Erstes Bundesland kippt Maskenpflicht beim Einkaufen

Keine Masken mehr im Supermarkt und Einzelhandel – das gilt ab Freitag in Sachsen. Und: Bayern will ab Herbst Diskos für Geimpfte öffnen. Alle Infos im Newsblog.

In Deutschland haben sich seit Beginn der Pandemie mehr als 3,74 Millionen Menschen mit dem Coronavirus infiziert. Nach Angaben des Robert Koch-Instituts starben 91.259 Erkrankte. Im Zuge der Ende 2020 begonnenen Impfkampagne haben inzwischen 58,7 Prozent der Bundesbürger mindestens eine Impfdosis erhalten, 43 Prozent sind vollständig geimpft (Stand: 13. Juli).

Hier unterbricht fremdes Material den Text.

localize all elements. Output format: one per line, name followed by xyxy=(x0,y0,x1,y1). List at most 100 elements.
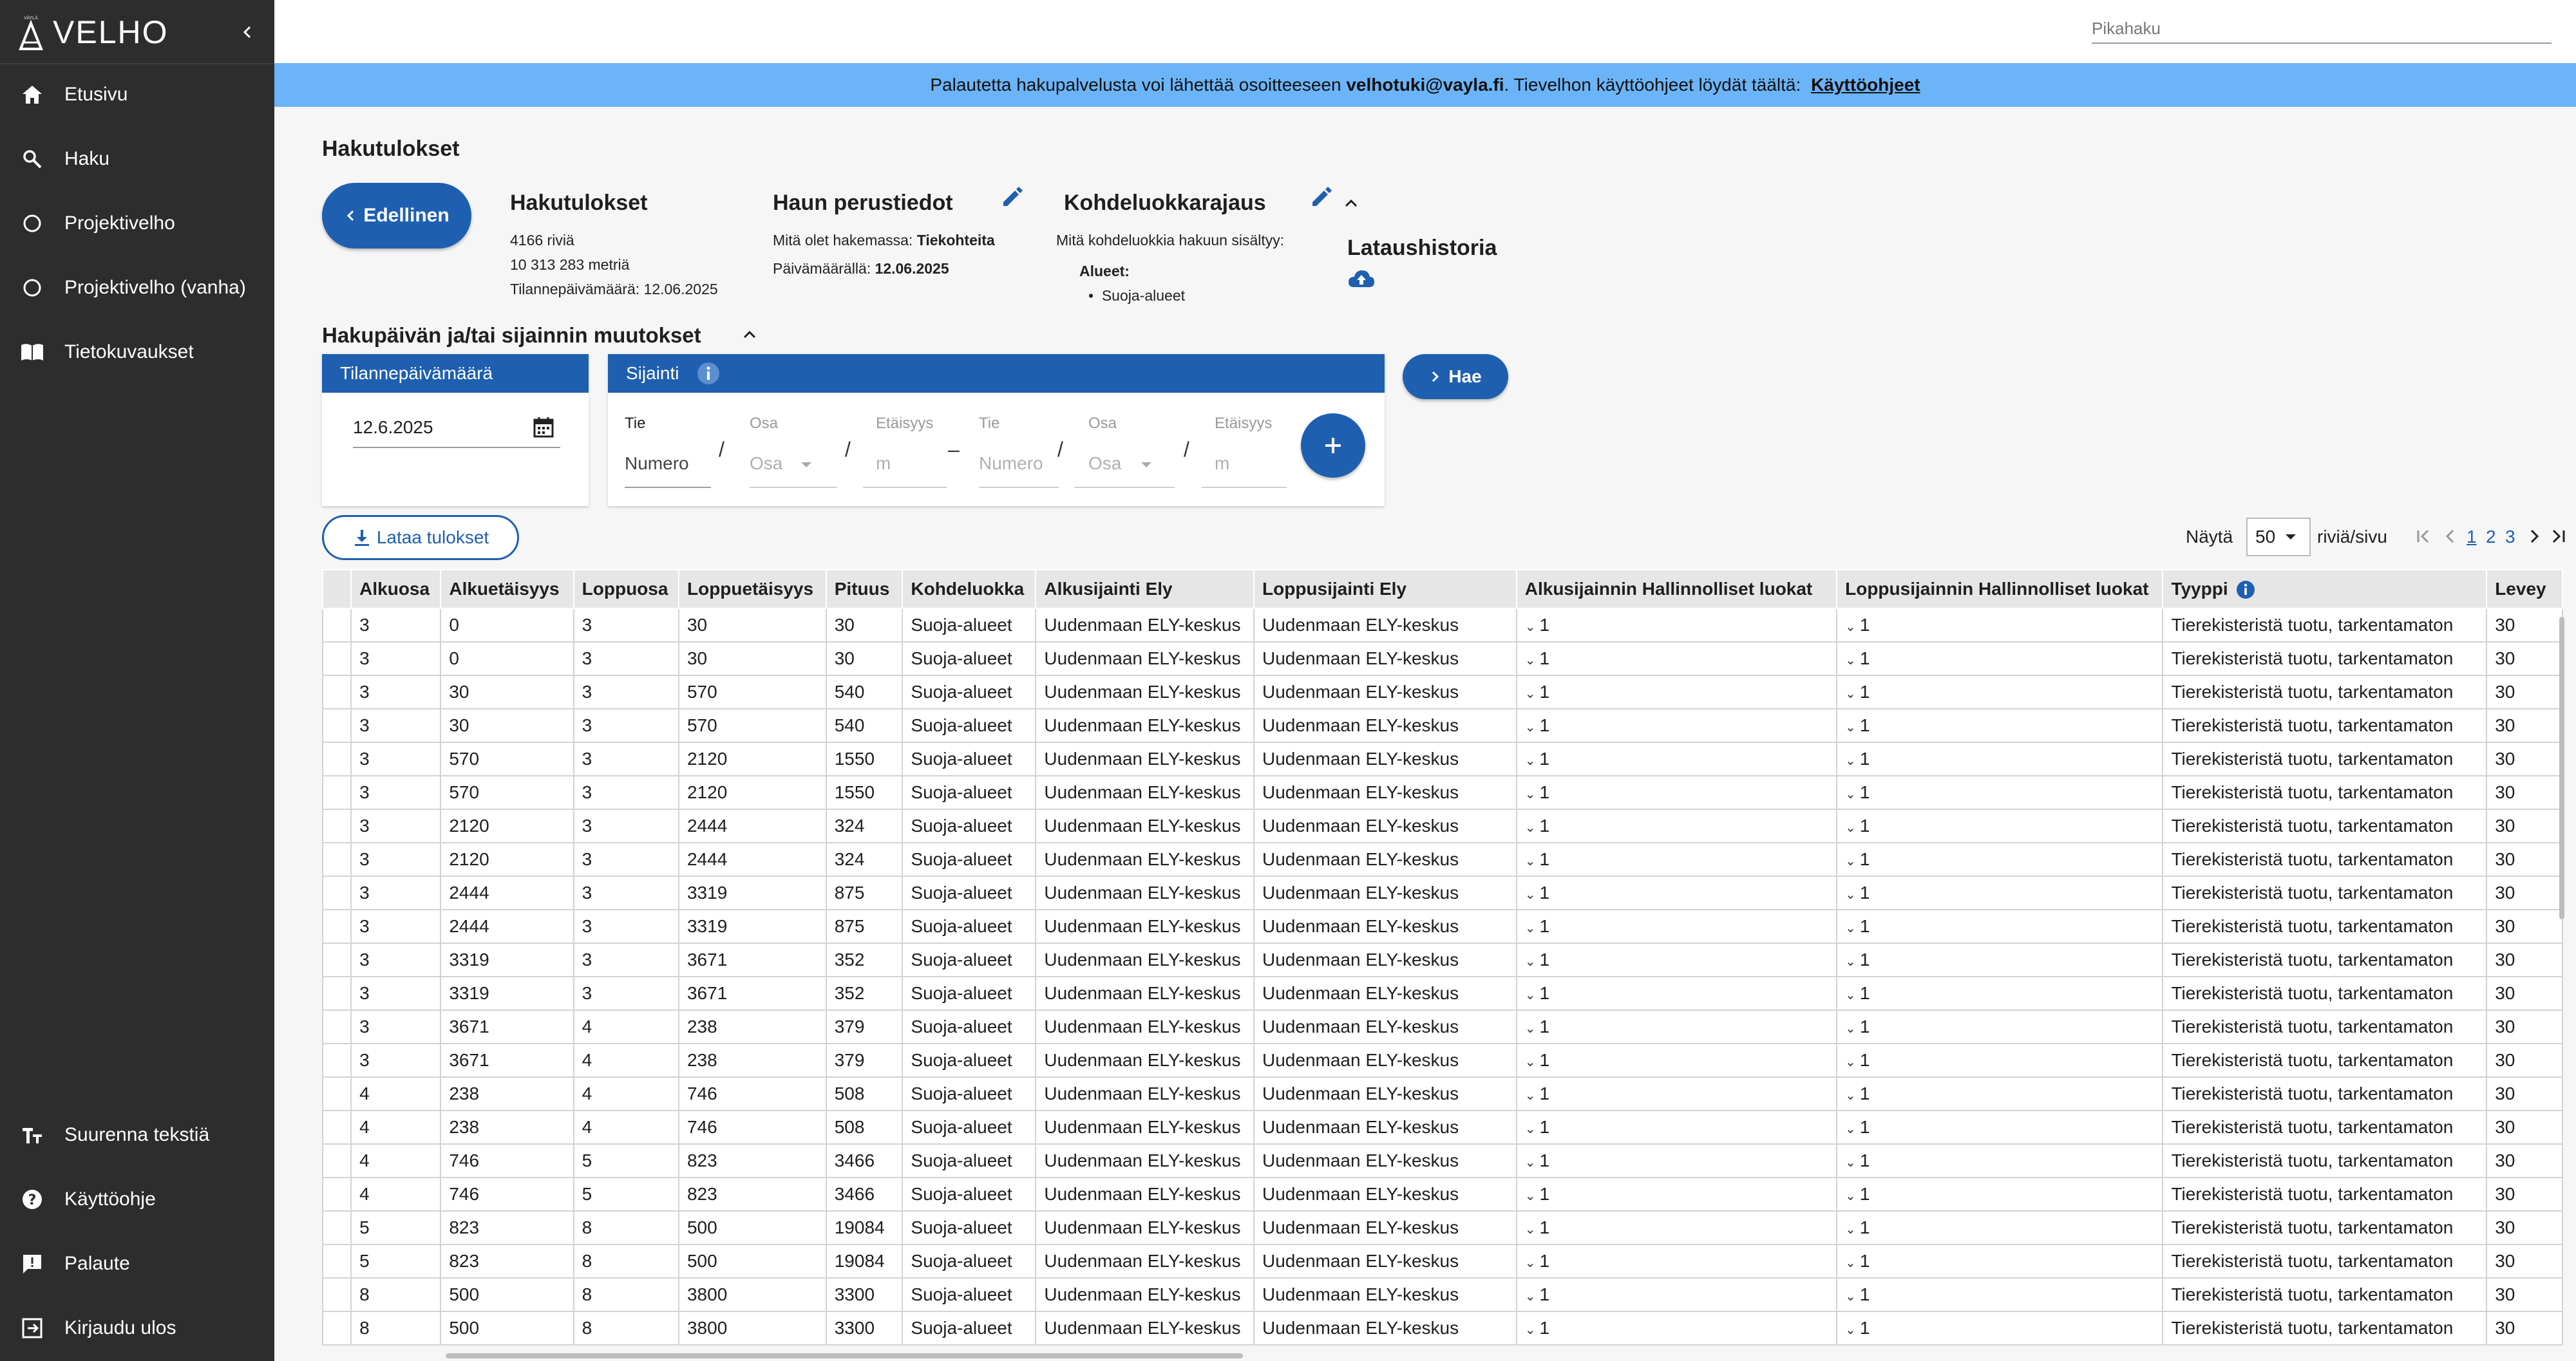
expandable-cell[interactable]: ⌄ 1 xyxy=(1836,1076,2164,1111)
velho-logo[interactable]: VÄYLÄ VELHO xyxy=(18,12,169,53)
download-results-button[interactable]: Lataa tulokset xyxy=(322,515,519,560)
tie2-input[interactable]: Numero xyxy=(979,453,1043,474)
back-button[interactable]: Edellinen xyxy=(322,183,471,249)
expandable-cell[interactable]: ⌄ 1 xyxy=(1836,842,2164,877)
column-header[interactable]: Kohdeluokka xyxy=(902,569,1037,609)
info-icon[interactable] xyxy=(2236,580,2255,599)
info-icon[interactable] xyxy=(697,362,720,385)
sidebar-item-etusivu[interactable]: Etusivu xyxy=(0,66,274,124)
expandable-cell[interactable]: ⌄ 1 xyxy=(1836,775,2164,810)
expandable-cell[interactable]: ⌄ 1 xyxy=(1836,641,2164,676)
sidebar-item-kayttoohje[interactable]: ? Käyttöohje xyxy=(0,1170,274,1228)
expandable-cell[interactable]: ⌄ 1 xyxy=(1515,1143,1838,1178)
expandable-cell[interactable]: ⌄ 1 xyxy=(1515,876,1838,910)
expandable-cell[interactable]: ⌄ 1 xyxy=(1515,842,1838,877)
expandable-cell[interactable]: ⌄ 1 xyxy=(1836,1244,2164,1279)
cell-value: 1 xyxy=(1539,782,1550,802)
expandable-cell[interactable]: ⌄ 1 xyxy=(1836,1210,2164,1245)
expandable-cell[interactable]: ⌄ 1 xyxy=(1515,1244,1838,1279)
expandable-cell[interactable]: ⌄ 1 xyxy=(1836,1277,2164,1312)
expandable-cell[interactable]: ⌄ 1 xyxy=(1836,1177,2164,1212)
sidebar-item-projektivelho-vanha[interactable]: Projektivelho (vanha) xyxy=(0,259,274,317)
collapse-sidebar-button[interactable] xyxy=(232,17,263,48)
download-history-button[interactable] xyxy=(1347,268,1376,291)
sidebar-item-projektivelho[interactable]: Projektivelho xyxy=(0,194,274,252)
expandable-cell[interactable]: ⌄ 1 xyxy=(1836,943,2164,977)
expandable-cell[interactable]: ⌄ 1 xyxy=(1836,1311,2164,1346)
calendar-icon[interactable] xyxy=(532,416,555,439)
expandable-cell[interactable]: ⌄ 1 xyxy=(1836,608,2164,643)
expandable-cell[interactable]: ⌄ 1 xyxy=(1515,1177,1838,1212)
expandable-cell[interactable]: ⌄ 1 xyxy=(1515,1043,1838,1078)
column-header[interactable]: Alkuetäisyys xyxy=(440,569,574,609)
expandable-cell[interactable]: ⌄ 1 xyxy=(1836,809,2164,843)
rows-per-page-select[interactable]: 50 xyxy=(2246,518,2311,556)
expandable-cell[interactable]: ⌄ 1 xyxy=(1515,742,1838,776)
expandable-cell[interactable]: ⌄ 1 xyxy=(1515,1311,1838,1346)
etaisyys-input[interactable]: m xyxy=(876,453,891,474)
expandable-cell[interactable]: ⌄ 1 xyxy=(1836,1009,2164,1044)
expandable-cell[interactable]: ⌄ 1 xyxy=(1515,976,1838,1011)
expandable-cell[interactable]: ⌄ 1 xyxy=(1515,1009,1838,1044)
expandable-cell[interactable]: ⌄ 1 xyxy=(1515,1277,1838,1312)
horizontal-scrollbar[interactable] xyxy=(446,1353,1243,1358)
column-header[interactable]: Loppusijainnin Hallinnolliset luokat xyxy=(1836,569,2164,609)
expandable-cell[interactable]: ⌄ 1 xyxy=(1836,1143,2164,1178)
search-button[interactable]: Hae xyxy=(1403,354,1508,399)
next-page-icon[interactable] xyxy=(2527,528,2541,545)
page-link-1[interactable]: 1 xyxy=(2467,527,2477,547)
expandable-cell[interactable]: ⌄ 1 xyxy=(1515,943,1838,977)
sidebar-item-suurenna-tekstia[interactable]: Suurenna tekstiä xyxy=(0,1106,274,1164)
results-table-container[interactable]: Alkuosa Alkuetäisyys Loppuosa Loppuetäisyys… xyxy=(322,569,2563,1353)
column-header[interactable]: Loppusijainti Ely xyxy=(1253,569,1517,609)
expandable-cell[interactable]: ⌄ 1 xyxy=(1515,775,1838,810)
last-page-icon[interactable] xyxy=(2548,528,2567,545)
column-header[interactable]: Alkuosa xyxy=(350,569,442,609)
expandable-cell[interactable]: ⌄ 1 xyxy=(1515,675,1838,709)
column-header[interactable]: Loppuosa xyxy=(573,569,679,609)
expandable-cell[interactable]: ⌄ 1 xyxy=(1515,1076,1838,1111)
collapse-classes-button[interactable] xyxy=(1342,194,1360,212)
expandable-cell[interactable]: ⌄ 1 xyxy=(1515,809,1838,843)
edit-classes-button[interactable] xyxy=(1310,185,1333,209)
osa2-select[interactable]: Osa xyxy=(1088,453,1121,474)
expandable-cell[interactable]: ⌄ 1 xyxy=(1836,1110,2164,1145)
sidebar-item-tietokuvaukset[interactable]: Tietokuvaukset xyxy=(0,323,274,381)
expandable-cell[interactable]: ⌄ 1 xyxy=(1836,1043,2164,1078)
page-link-2[interactable]: 2 xyxy=(2486,527,2496,547)
column-header[interactable]: Levey xyxy=(2486,569,2563,609)
column-header[interactable]: Loppuetäisyys xyxy=(677,569,827,609)
column-header[interactable]: Pituus xyxy=(825,569,904,609)
date-input[interactable]: 12.6.2025 xyxy=(353,408,560,448)
edit-basics-button[interactable] xyxy=(1001,185,1024,209)
expandable-cell[interactable]: ⌄ 1 xyxy=(1515,641,1838,676)
expandable-cell[interactable]: ⌄ 1 xyxy=(1836,675,2164,709)
expandable-cell[interactable]: ⌄ 1 xyxy=(1836,876,2164,910)
expandable-cell[interactable]: ⌄ 1 xyxy=(1836,909,2164,944)
sidebar-item-palaute[interactable]: Palaute xyxy=(0,1235,274,1293)
vertical-scrollbar[interactable] xyxy=(2559,617,2564,919)
expandable-cell[interactable]: ⌄ 1 xyxy=(1836,742,2164,776)
expandable-cell[interactable]: ⌄ 1 xyxy=(1515,1110,1838,1145)
tie-input[interactable]: Numero xyxy=(625,453,689,474)
page-link-3[interactable]: 3 xyxy=(2505,527,2515,547)
previous-page-icon[interactable] xyxy=(2443,528,2458,545)
expandable-cell[interactable]: ⌄ 1 xyxy=(1515,1210,1838,1245)
first-page-icon[interactable] xyxy=(2415,528,2434,545)
expandable-cell[interactable]: ⌄ 1 xyxy=(1836,976,2164,1011)
expandable-cell[interactable]: ⌄ 1 xyxy=(1515,608,1838,643)
banner-manual-link[interactable]: Käyttöohjeet xyxy=(1811,75,1920,95)
collapse-changes-button[interactable] xyxy=(741,326,759,344)
quick-search-input[interactable] xyxy=(2092,14,2552,44)
column-header[interactable]: Tyyppi xyxy=(2162,569,2488,609)
expandable-cell[interactable]: ⌄ 1 xyxy=(1515,708,1838,743)
osa-select[interactable]: Osa xyxy=(750,453,782,474)
sidebar-item-kirjaudu-ulos[interactable]: Kirjaudu ulos xyxy=(0,1299,274,1357)
column-header[interactable]: Alkusijainnin Hallinnolliset luokat xyxy=(1515,569,1838,609)
expandable-cell[interactable]: ⌄ 1 xyxy=(1836,708,2164,743)
column-header[interactable]: Alkusijainti Ely xyxy=(1035,569,1255,609)
sidebar-item-haku[interactable]: Haku xyxy=(0,130,274,188)
expandable-cell[interactable]: ⌄ 1 xyxy=(1515,909,1838,944)
etaisyys2-input[interactable]: m xyxy=(1215,453,1229,474)
add-location-button[interactable] xyxy=(1301,413,1365,478)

In Sachsen soll die Maskenpflicht beim Einkaufen bei einer Wocheninzidenz von unter zehn entfallen. Die Regelung greife ab diesem Freitag (16. Juli) mit der neuen Landesverordnung, kündigte Gesundheitsministerin Petra Köpping (SPD) an. Die Maske muss aber weiter in Bus und Bahn sowie in medizinischen Einrichtungen wie Krankenhäusern oder Pflegeheimen getragen werden. Derzeit liegen alle Landkreise und Städte im Freistaat unter dem Schwellenwert von zehn wöchentlichen Neuinfektionen pro 100.000 Einwohner. Sachsen ist allerdings auch das einzige Bundesland, das die 50-Prozent-Quote bei den Erstgeimpften noch nicht erreicht hat. Das Bundesland verzichtet nun auf eine Terminvergabe: Ab diesem Mittwoch können sich die Bürger auch ohne Voranmeldung im Impfzentrum impfen lassen.

Bayerns Ministerpräsident Markus Söder (CSU) will jungen Menschen mit der Öffnung von Klubs und Diskotheken Anreize fürs Impfen geben. Im Herbst könnten die Betriebe der Nachtgastronomie wieder öffnen, sagte Söder am Dienstag im Anschluss an eine Sitzung des bayerischen Kabinetts in München. Voraussetzung sei aber, dass Gäste geimpft oder genesen seien.

Vorher soll es eine Impfkampagne für junge Menschen geben. Die Öffnung der Nachtgastronomie könne ein Anreiz für Impfungen sein, sagte Söder. Der bayerische Ministerpräsident will Geimpften auch einen leichteren Zugang zu Kultur- und Sportveranstaltungen ermöglichen. Hier stellte Söder in Aussicht, dass Geimpfte nicht bei der vorab festgelegten Höchstzahl von Zuschauern mitgerechnet werden. Genaue Festlegungen auf einen Zeitpunkt für die Lockerungen machte das Kabinett nicht.